University essay from Uppsala universitet/Avdelningen för beräkningsvetenskap

Abstract: The world is growing more connected through the use of online communication, exposing software and humans to all the world's languages. While devices are able to understand and share the raw data between themselves and with humans, the information itself is not expressed in a monolithic format. This causes issues both in the human to computer interaction and human to human communication. Automatic language identification (LID) is a field within artificial intelligence and natural language processing that strives to solve a part of these issues by identifying languages from text, sign language and speech. One of the challenges is to identify the short pieces of text that can be found online, such as messages, comments and posts on social media. This is due to the small amount of information they carry.
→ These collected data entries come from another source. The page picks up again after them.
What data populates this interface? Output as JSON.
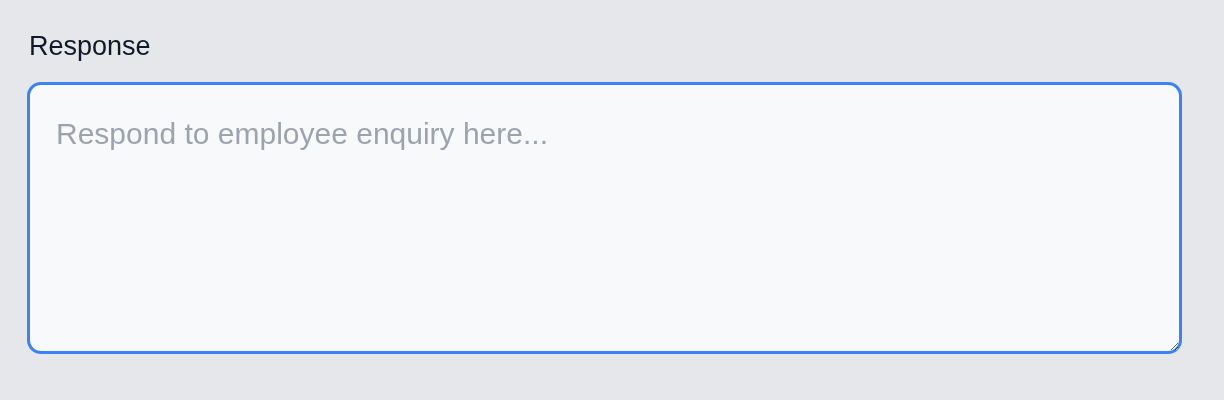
{
  "field": {
    "label": "Response",
    "placeholder": "Respond to employee enquiry here...",
    "focused": true
  }
}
The goal of this thesis has been to build a machine learning model that can identify the language for these short pieces of text. A long short-term memory (LSTM) machine learning model was built and benchmarked towards Facebook's fastText model. The results show how the LSTM model reached an accuracy of around 95% and the fastText model used as comparison reached an accuracy of 97%. The LSTM model struggled more when identifying texts shorter than 50 characters than with longer text. The classification performance of the LSTM model was also relatively poor in cases where languages were similar, like Croatian and Serbian. Both the LSTM model and the fastText model reached accuracy's above 94% which can be considered high, depending on how it is evaluated. There are however many improvements and possible future work to be considered; looking further into texts shorter than 50 characters, evaluating the model's softmax output vector values and how to handle similar languages.